If we exclusively focus on healing our own emotional issues, it’s an endless process. There is always more.
That’s why I like to give equal, and sometimes more, attention to how I relate to my issues and the sensations, thoughts, or whatever is here.
How I relate to what’s here is, in a sense, one. And what I relate to is innumerable. So it makes sense to focus more on the former without ignoring the latter.
What type of shift am I referring to?
For me, the shift is from seeing what’s here as a problem or an enemy to befriending it. And befriending it has many sides, including the ones I mention below.

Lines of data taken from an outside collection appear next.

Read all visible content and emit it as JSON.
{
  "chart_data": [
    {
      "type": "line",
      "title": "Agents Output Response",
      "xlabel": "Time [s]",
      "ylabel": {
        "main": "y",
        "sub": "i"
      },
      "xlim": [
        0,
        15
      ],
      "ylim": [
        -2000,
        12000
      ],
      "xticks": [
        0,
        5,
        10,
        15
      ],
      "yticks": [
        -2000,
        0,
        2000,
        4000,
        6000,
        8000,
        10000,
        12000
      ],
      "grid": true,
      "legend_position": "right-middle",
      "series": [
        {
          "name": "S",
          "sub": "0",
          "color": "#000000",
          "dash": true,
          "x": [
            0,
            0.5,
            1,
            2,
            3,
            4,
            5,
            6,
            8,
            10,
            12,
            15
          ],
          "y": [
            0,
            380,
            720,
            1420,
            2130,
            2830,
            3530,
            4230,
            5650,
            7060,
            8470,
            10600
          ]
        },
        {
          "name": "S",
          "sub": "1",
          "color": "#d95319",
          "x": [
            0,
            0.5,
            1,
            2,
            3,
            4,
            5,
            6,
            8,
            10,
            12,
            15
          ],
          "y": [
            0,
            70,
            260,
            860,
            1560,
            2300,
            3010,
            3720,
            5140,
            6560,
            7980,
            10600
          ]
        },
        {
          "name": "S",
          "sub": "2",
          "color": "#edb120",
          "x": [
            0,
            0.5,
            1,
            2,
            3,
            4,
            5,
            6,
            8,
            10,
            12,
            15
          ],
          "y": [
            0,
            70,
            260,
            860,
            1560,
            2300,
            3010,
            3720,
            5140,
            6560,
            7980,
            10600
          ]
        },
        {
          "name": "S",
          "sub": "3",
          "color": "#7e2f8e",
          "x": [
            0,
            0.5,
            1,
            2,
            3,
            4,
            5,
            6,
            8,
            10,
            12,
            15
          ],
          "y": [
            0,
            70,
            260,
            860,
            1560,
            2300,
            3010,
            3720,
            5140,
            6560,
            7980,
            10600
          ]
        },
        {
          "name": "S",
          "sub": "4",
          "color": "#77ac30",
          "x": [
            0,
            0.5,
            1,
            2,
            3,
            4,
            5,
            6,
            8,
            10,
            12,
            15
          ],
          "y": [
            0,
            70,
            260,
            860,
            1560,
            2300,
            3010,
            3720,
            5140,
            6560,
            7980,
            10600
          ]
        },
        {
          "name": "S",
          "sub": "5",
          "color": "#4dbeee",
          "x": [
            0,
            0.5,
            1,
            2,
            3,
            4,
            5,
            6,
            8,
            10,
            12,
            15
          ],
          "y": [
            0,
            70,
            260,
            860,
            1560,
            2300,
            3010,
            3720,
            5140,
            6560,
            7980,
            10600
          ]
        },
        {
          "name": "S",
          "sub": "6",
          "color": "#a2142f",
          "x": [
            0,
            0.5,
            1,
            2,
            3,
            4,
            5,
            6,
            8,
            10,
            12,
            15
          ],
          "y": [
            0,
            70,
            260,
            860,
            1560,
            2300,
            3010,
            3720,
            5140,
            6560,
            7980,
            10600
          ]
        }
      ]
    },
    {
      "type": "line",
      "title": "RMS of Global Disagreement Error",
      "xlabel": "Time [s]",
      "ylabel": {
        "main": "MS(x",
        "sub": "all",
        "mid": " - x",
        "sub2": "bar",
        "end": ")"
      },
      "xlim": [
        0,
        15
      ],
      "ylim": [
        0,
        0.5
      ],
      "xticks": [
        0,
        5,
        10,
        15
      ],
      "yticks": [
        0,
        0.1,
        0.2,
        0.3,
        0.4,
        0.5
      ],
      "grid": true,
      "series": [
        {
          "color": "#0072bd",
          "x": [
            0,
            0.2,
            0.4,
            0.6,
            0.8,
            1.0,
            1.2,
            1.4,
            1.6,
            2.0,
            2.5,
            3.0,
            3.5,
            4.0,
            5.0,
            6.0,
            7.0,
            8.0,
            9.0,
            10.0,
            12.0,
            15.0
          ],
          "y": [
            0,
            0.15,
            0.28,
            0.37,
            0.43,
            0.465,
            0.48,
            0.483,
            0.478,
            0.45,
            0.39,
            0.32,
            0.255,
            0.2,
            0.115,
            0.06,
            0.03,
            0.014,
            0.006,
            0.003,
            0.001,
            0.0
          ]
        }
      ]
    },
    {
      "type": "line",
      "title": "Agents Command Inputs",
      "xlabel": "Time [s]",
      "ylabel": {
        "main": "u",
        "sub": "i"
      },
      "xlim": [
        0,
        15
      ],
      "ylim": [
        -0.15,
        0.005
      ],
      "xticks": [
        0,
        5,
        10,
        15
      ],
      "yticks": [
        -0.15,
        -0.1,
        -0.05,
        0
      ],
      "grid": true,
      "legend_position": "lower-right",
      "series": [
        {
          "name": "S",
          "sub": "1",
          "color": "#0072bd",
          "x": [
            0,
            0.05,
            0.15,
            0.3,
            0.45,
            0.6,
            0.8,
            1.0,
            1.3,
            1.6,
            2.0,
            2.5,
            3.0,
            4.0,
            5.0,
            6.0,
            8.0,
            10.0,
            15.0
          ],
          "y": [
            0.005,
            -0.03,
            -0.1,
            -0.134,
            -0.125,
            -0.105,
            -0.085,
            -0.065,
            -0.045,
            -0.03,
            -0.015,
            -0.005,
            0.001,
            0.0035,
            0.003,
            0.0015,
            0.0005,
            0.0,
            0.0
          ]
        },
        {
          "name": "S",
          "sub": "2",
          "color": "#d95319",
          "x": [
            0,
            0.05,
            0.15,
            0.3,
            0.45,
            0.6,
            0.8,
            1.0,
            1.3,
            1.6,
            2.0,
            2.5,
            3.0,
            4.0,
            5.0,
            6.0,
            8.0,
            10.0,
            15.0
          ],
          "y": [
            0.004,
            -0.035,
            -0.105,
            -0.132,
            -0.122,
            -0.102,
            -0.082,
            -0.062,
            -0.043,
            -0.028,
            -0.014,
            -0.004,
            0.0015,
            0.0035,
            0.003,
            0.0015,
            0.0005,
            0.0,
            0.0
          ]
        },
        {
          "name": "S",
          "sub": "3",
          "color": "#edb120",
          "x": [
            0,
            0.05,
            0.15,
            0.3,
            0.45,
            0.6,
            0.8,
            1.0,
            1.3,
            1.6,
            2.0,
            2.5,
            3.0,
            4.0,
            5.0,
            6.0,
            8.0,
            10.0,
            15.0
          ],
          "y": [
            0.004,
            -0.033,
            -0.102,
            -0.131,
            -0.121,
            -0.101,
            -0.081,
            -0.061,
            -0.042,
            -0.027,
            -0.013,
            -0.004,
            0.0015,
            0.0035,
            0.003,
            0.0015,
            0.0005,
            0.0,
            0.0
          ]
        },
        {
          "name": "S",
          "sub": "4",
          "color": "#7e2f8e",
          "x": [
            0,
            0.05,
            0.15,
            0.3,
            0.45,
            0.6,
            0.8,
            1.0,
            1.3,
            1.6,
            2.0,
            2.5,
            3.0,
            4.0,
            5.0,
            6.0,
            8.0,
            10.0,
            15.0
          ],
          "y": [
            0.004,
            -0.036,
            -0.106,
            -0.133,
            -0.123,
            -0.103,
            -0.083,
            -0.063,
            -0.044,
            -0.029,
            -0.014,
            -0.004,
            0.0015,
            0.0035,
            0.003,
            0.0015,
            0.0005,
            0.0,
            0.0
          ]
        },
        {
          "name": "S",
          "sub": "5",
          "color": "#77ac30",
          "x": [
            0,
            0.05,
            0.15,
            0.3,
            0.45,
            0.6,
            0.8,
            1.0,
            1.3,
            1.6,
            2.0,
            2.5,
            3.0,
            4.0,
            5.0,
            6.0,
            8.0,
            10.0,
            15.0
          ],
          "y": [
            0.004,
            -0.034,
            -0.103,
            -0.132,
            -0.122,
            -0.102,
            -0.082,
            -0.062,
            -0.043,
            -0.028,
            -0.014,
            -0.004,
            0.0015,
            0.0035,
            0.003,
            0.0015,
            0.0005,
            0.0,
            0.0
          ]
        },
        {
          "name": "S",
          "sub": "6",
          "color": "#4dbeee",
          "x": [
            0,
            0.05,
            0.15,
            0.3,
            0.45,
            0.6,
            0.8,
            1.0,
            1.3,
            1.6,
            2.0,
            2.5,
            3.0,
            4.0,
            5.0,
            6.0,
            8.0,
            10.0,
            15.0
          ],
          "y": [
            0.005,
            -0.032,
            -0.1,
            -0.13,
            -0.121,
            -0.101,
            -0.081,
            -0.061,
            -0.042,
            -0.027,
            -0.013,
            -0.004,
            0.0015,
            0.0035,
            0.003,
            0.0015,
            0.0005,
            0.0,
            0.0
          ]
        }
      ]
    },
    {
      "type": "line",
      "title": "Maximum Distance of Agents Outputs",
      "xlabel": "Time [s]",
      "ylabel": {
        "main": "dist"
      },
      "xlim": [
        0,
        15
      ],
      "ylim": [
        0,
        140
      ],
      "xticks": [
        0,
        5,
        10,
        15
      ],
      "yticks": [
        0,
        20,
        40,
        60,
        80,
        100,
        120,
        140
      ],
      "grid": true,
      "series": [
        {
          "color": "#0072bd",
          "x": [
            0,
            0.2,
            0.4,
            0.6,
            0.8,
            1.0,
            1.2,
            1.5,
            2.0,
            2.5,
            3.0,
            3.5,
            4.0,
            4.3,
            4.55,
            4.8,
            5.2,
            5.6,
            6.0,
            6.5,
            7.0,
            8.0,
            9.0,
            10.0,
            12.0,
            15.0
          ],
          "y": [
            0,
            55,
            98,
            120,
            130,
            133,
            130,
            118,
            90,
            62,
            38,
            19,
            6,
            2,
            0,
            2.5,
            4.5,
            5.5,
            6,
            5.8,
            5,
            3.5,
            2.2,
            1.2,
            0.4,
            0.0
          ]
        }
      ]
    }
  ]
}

How can we invite in this shift?
I have found heart-centered practices very helpful. For instance, doing tonglen for whatever I subtly or not-so-subtly see as a problem – whether it’s a person, situation, myself, a part of me, or an experience. I can also use ho’oponopono or metta here.
It also helps to identify beliefs behind any slight enemy-image and explore these, for instance through The Work or Living Inquiries.
I can dialog with what’s coming up. Ask it questions. Listen to what it has to say to me. Get to know it. Perhaps understand it a little better. Find a new partnership with it. If it’s an emotional issue, I can see how it’s here to protect me and it’s coming from (slightly misguided) love and is an expression of love.
I can identify any emotional issues in me behind and fueling enemy-images, and explore and invite in healing for these issues. For instance, through inquiry, heart-centered practices, dialog, energy healing, or more.
I can find myself as capacity for the world as it appears to me, and whatever I see as a (subtle) problem, and see it’s all happening within and as what I am. It’s not inherently “other” and cannot be.